Post  Mata Hari Fri Mar 08, 2013 7:34 pm

March 5 was the birthday of her second husband, Henry II.

http://onceiwasacleverboy.blogspot.com/2013/03/the-birth-of-king-henry-ii.html
Like his Norman ancestors and his descendents as Kings he was a zealous defender of the royal authority - that is how his legal reforms or developments should be seen. As has been pointed out in that respect the nineteenth century tendency to see him as an almost Gladstonian figure is anachronistic - King Henry was a man of the twelfth century through and through.

By combining his own paternal and maternal inheritance with that of his wife, Eleanor of Aquitaine, he created not only the so called Angevin Empire - and however he envisaged its future management after his own lifetime - but extended it with his grant and conquest of Ireland and assertion of overlordship of Scotland. Thereby he laid down, or re-emphasised, the dominant themes of English royal foreign policy for centuries to come.

An energetic man with the habit of dashing across his teritories he appears to have had little time ( in either sense) for the ceremonialof kingship, dispensing with the thrice yearly Crown-wearings of his ancestors for example. Given the absence of his successor King Richard I from England for most of his reign it was not until the time of King John and his son King Henry III that the country saw much of ceremonious ritual kingship.

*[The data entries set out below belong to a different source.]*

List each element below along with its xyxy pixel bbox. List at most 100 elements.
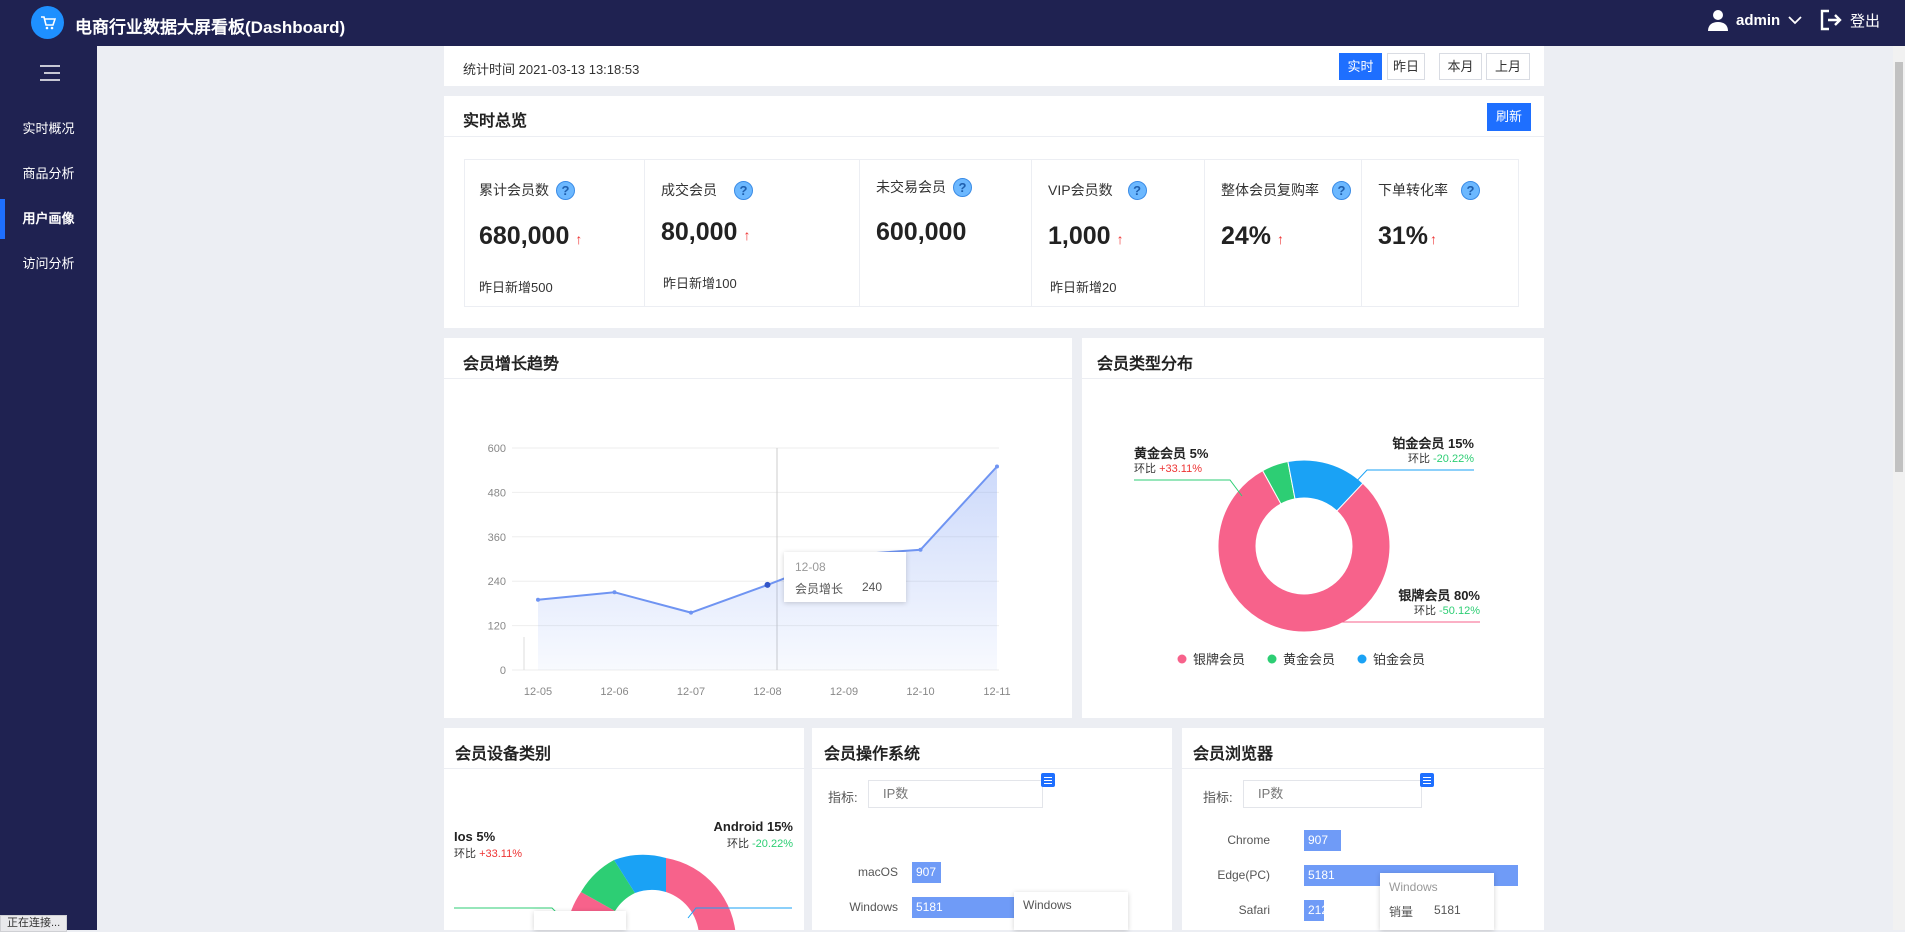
bar: 212	[1304, 900, 1328, 921]
sidebar: 实时概况 商品分析 用户画像 访问分析	[0, 46, 97, 930]
slice-change: 环比 +33.11%	[1134, 462, 1202, 475]
data-point	[689, 610, 693, 615]
range-realtime-button[interactable]: 实时	[1339, 53, 1382, 80]
growth-tooltip: 12-08 会员增长 240	[784, 552, 906, 602]
tooltip-date: 12-08	[795, 560, 826, 574]
divider	[812, 768, 1172, 769]
browser-panel: 会员浏览器 指标: IP数 Chrome 907 Edge(PC) 5181 Safar…	[1182, 728, 1544, 930]
tooltip-value: 5181	[1434, 903, 1461, 917]
kpi-repurchase-rate: 整体会员复购率? 24% ↑	[1205, 160, 1362, 306]
status-bar: 正在连接...	[0, 915, 68, 932]
kpi-sub: 昨日新增20	[1050, 280, 1117, 295]
legend-label: 银牌会员	[1193, 652, 1245, 667]
help-icon[interactable]: ?	[1332, 180, 1351, 200]
data-point	[918, 547, 923, 552]
table-view-icon[interactable]	[1420, 773, 1434, 787]
help-icon[interactable]: ?	[953, 177, 972, 197]
kpi-sub: 昨日新增100	[663, 276, 737, 291]
slice-label: 黄金会员 5%	[1134, 446, 1209, 461]
android-label: Android 15%	[713, 819, 793, 834]
kpi-conversion-rate: 下单转化率? 31% ↑	[1362, 160, 1518, 306]
x-tick-label: 12-09	[830, 686, 858, 698]
device-panel: 会员设备类别 Ios 5% 环比 +33.11% Android 15% 环比 …	[444, 728, 804, 930]
tooltip-label: 销量	[1389, 905, 1414, 919]
x-tick-label: 12-06	[600, 686, 628, 698]
x-tick-label: 12-05	[524, 686, 552, 698]
data-point	[536, 597, 540, 602]
kpi-value: 80,000	[661, 218, 738, 246]
chevron-down-icon	[1788, 16, 1802, 25]
bar-category-label: Edge(PC)	[1217, 868, 1270, 882]
data-point	[995, 464, 999, 469]
x-tick-label: 12-10	[906, 686, 934, 698]
metric-label: 指标:	[828, 790, 858, 805]
kpi-label: 成交会员	[661, 182, 717, 198]
table-view-icon[interactable]	[1041, 773, 1055, 787]
metric-select[interactable]: IP数	[868, 780, 1043, 808]
sidebar-item-realtime[interactable]: 实时概况	[0, 109, 97, 149]
help-icon[interactable]: ?	[1461, 180, 1480, 200]
legend-dot	[1357, 654, 1367, 664]
bar-category-label: Windows	[849, 900, 898, 914]
bar: 907	[912, 862, 942, 883]
kpi-label: VIP会员数	[1048, 182, 1113, 198]
slice-change: 环比 -20.22%	[1408, 452, 1474, 465]
help-icon[interactable]: ?	[734, 180, 753, 200]
kpi-label: 累计会员数	[479, 182, 549, 198]
member-type-donut-chart: 黄金会员 5%环比 +33.11% 铂金会员 15%环比 -20.22% 银牌会员 …	[1134, 436, 1480, 667]
bar-category-label: macOS	[857, 865, 898, 879]
kpi-label: 下单转化率	[1378, 182, 1448, 198]
kpi-deal-members: 成交会员? 80,000 ↑ 昨日新增100	[645, 160, 860, 306]
tooltip-label: 会员增长	[795, 582, 844, 596]
divider	[1182, 768, 1544, 769]
sidebar-item-product[interactable]: 商品分析	[0, 154, 97, 194]
user-menu[interactable]: admin	[1708, 9, 1802, 31]
os-tooltip: Windows	[1014, 892, 1128, 930]
sidebar-item-visit[interactable]: 访问分析	[0, 244, 97, 284]
range-this-month-button[interactable]: 本月	[1439, 53, 1482, 80]
tooltip-title: Windows	[1389, 880, 1438, 894]
slice-label: 银牌会员 80%	[1398, 588, 1480, 603]
page-scrollbar[interactable]	[1893, 46, 1905, 930]
stat-time-bar: 统计时间 2021-03-13 13:18:53 实时 昨日 本月 上月	[444, 46, 1544, 86]
growth-title: 会员增长趋势	[463, 356, 560, 373]
os-panel: 会员操作系统 指标: IP数 macOS 907 Windows 5181 Windo…	[812, 728, 1172, 930]
range-yesterday-button[interactable]: 昨日	[1387, 53, 1425, 80]
x-tick-label: 12-08	[753, 686, 781, 698]
device-tooltip	[534, 911, 626, 930]
bar-category-label: Safari	[1238, 903, 1270, 917]
growth-area	[538, 466, 997, 670]
legend-label: 黄金会员	[1283, 652, 1335, 667]
logout-button[interactable]: 登出	[1820, 9, 1880, 31]
legend-label: 铂金会员	[1373, 652, 1425, 667]
sidebar-item-user-profile[interactable]: 用户画像	[0, 199, 97, 239]
kpi-grid: 累计会员数? 680,000 ↑ 昨日新增500 成交会员? 80,000 ↑ 昨日…	[464, 159, 1519, 307]
kpi-value: 31%	[1378, 222, 1429, 250]
y-tick-label: 240	[488, 576, 506, 588]
data-point	[612, 590, 617, 595]
kpi-vip-members: VIP会员数? 1,000 ↑ 昨日新增20	[1032, 160, 1205, 306]
kpi-value: 24%	[1221, 222, 1272, 250]
up-arrow-icon: ↑	[1430, 231, 1438, 247]
growth-line-chart: 012024036048060012-05 12-06 12-07 12-08 12-0…	[488, 443, 1011, 698]
kpi-sub: 昨日新增500	[479, 280, 553, 295]
scrollbar-thumb[interactable]	[1895, 62, 1903, 472]
up-arrow-icon: ↑	[743, 227, 751, 243]
data-point	[764, 581, 771, 588]
slice-change: 环比 -50.12%	[1414, 604, 1480, 617]
y-tick-label: 480	[488, 487, 506, 499]
kpi-no-deal-members: 未交易会员? 600,000	[860, 160, 1032, 306]
help-icon[interactable]: ?	[556, 180, 575, 200]
leader-line	[1331, 617, 1480, 623]
user-icon	[1708, 10, 1728, 31]
kpi-value: 1,000	[1048, 222, 1111, 250]
tooltip-title: Windows	[1023, 898, 1072, 912]
logout-label: 登出	[1850, 12, 1881, 30]
metric-select[interactable]: IP数	[1243, 780, 1422, 808]
menu-toggle-icon[interactable]	[40, 64, 60, 82]
help-icon[interactable]: ?	[1127, 180, 1147, 200]
range-last-month-button[interactable]: 上月	[1486, 53, 1530, 80]
cart-logo-icon	[31, 6, 64, 39]
kpi-value: 680,000	[479, 222, 570, 250]
refresh-button[interactable]: 刷新	[1487, 103, 1531, 131]
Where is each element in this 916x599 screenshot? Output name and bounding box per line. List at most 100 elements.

There is plenty of evidence for the fact that King Henry II had a temper - most famously in the story of the death of St Thomas of Canterbury. The King's reputation may well have been one he encouraged - I suspect the more extreme stories, such as him whilst still in bed tearing up letters that angered him, followed by then ripping up the the coverlet and finally throwing himself on the floor and chewing the rushes were either stories deliberately circulated to create the appropriate impression or staged by the King for the same reason.